Summary Point	Comment
1	BMI assessment in children is more difficult than in adults as it changes as children mature. Growth patterns are different between boys and girls and, therefore, both the age and sex should be taken into account to accurately determine the weight.
2	Renal transplantation provides a better long-term outcome than dialysis in obese patients.
3	Obesity adversely affects survival in certain groups of paediatric patiens with a higher risk of vascular thrombosis and cardio-pulmonary death.
4	Obesity is independently correlated with the development of post-transplant hypertension and cardiovascular complications.
5	Management of obesity in renal transplantation requires multiple interventions starting with life-style and behavioural modification combined with medical and possibly surgical therapies in the unique setting of childhood.

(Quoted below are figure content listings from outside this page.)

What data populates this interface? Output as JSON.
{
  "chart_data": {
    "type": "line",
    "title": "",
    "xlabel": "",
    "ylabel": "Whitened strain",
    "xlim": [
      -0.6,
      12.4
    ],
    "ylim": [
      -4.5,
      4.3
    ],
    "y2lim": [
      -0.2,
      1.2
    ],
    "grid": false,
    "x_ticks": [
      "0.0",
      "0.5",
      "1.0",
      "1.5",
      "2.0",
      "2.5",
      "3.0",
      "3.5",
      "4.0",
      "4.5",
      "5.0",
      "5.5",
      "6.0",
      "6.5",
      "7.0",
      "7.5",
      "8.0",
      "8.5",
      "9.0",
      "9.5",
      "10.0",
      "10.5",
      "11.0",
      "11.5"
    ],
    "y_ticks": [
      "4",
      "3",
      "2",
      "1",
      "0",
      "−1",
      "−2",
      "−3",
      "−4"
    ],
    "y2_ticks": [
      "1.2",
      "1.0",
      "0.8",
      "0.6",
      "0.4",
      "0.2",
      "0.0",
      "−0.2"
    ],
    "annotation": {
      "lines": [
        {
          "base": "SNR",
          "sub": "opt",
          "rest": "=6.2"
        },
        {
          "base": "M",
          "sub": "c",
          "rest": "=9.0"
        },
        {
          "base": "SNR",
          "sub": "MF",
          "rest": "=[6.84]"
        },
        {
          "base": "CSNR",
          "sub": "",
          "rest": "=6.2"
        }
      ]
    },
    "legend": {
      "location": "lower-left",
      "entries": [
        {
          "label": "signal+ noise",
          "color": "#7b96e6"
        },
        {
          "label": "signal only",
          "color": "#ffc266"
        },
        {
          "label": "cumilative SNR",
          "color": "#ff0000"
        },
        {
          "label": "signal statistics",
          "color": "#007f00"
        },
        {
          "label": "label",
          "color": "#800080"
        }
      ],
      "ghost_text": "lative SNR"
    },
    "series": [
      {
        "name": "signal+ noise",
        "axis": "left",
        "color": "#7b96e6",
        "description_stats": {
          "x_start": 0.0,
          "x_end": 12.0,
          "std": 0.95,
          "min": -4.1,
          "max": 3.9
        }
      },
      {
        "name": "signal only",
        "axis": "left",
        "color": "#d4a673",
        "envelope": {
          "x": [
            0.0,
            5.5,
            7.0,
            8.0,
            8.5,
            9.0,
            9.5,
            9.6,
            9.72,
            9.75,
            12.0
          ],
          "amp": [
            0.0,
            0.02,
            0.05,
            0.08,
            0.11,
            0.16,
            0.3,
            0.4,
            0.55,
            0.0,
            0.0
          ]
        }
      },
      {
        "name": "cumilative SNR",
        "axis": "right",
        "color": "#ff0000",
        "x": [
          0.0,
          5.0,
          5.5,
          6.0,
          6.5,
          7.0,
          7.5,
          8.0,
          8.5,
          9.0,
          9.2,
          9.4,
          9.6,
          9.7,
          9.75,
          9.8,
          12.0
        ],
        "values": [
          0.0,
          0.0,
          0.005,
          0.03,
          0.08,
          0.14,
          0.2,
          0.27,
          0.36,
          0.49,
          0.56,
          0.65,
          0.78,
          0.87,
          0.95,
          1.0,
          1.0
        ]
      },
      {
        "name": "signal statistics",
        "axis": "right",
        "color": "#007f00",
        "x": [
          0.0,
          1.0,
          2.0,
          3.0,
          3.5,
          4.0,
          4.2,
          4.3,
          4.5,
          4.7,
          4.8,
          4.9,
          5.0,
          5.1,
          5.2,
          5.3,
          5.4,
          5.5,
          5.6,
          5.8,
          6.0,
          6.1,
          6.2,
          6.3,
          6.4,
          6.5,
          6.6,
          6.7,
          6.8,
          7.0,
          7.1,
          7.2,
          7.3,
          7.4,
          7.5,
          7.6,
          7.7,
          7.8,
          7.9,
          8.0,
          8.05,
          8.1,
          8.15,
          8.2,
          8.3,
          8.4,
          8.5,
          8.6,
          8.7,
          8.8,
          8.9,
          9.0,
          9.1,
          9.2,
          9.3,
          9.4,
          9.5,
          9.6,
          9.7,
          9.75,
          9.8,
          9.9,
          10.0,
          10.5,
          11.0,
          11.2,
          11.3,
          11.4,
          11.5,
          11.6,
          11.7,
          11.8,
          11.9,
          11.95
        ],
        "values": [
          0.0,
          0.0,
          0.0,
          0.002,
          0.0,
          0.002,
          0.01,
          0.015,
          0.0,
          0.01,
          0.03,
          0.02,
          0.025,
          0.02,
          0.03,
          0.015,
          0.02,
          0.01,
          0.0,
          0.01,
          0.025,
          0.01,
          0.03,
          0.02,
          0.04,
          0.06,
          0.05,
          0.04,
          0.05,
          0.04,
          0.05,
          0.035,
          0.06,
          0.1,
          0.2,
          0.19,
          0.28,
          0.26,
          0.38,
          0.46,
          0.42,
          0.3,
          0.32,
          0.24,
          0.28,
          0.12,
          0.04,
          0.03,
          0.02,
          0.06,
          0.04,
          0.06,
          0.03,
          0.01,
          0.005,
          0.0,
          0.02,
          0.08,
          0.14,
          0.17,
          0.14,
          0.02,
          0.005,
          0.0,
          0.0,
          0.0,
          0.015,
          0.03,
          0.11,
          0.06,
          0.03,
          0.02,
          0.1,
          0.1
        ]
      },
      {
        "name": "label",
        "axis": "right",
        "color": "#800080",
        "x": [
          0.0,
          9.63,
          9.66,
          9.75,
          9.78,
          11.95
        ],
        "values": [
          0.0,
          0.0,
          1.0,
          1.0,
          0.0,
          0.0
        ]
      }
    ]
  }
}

Multiple choice questions (answers are provided following the reference list)

1. 1)

   Regarding the definition of obesity in children:

   1. a.

      Waist-to-hip ratio is the most widely accepted measurement of excess weight;

   2. b.

      Individual clinical obesity is defined as a weight ≥91st centile;

   3. c.

      Clinical overweight in population measurements is defined as a weight ≥85th centile;

   4. d.

      Obesity is defined as a BMI in excess of 25 kg m²;

   5. e.

      The reference datasets of the IOTF, CDC and WHO are the least commonly used reference ranges for paediatric obesity.

2. 2)

   Following renal transplantation in obese paediatric recipients:

   1. a.

      Wound infection rates are reduced if sirolimus is used;

   2. b.

      Delayed graft function occurs with equal incidence with increasing levels of obesity;

   3. c.

      Delayed graft function is primarily caused by the surgeon taking too long to perform the operation;

   4. d.

      Patient survival is no different from the survival of patients on dialysis;

   5. e.

      Graft survival is equivalent to that observed in normal weight recipients.

3. 3)

   Regarding outcomes following renal transplantation in paediatric recipients:

   1. a.

      The risk of acute rejection is comparable with that of normal weight patients;

   2. b.

      The risk of patient death is higher in all obese recipients than in normal weight recipients;

   3. c.

      The risk of patient death from cardiovascular disease and infection is higher in normal weight recipients;

   4. d.

      The effects of the metabolic syndrome are eradicated by renal transplantation;

   5. e.

      The risk of metabolic complications is lower with steroid free immunosuppressive regimens.

4. 4)

   In considering weight management and transplantation:

   1. a.

      Obesity in children is influenced by parent’ eating habits;

   2. b.

      Weight gain post-transplantation is lower in pre-transplant obese children;

   3. c.

      Bariatric surgery following transplantation has shown a clear benefit in improving graft survival and is recommended;

   4. d.

      There is no role for steroid weaning regimens;

   5. e.

      Psychosocial factors have no role in managing post-transplant obesity.

5. 5)

   Regarding paediatric renal transplantation:

   1. a.

      Child and adolescent obesity is not a current concern;

   2. b.

      Weight tends to fall rather than increase following transplantation in this age group;

   3. c.

      Younger age and excess pre-transplantation weight is associated with increased weight following transplantation;

   4. d.

      Graft survival is unaffected by weight in paediatric renal transplantation;

   5. e.

      Obese children should be deferred from transplantation until they loose weight.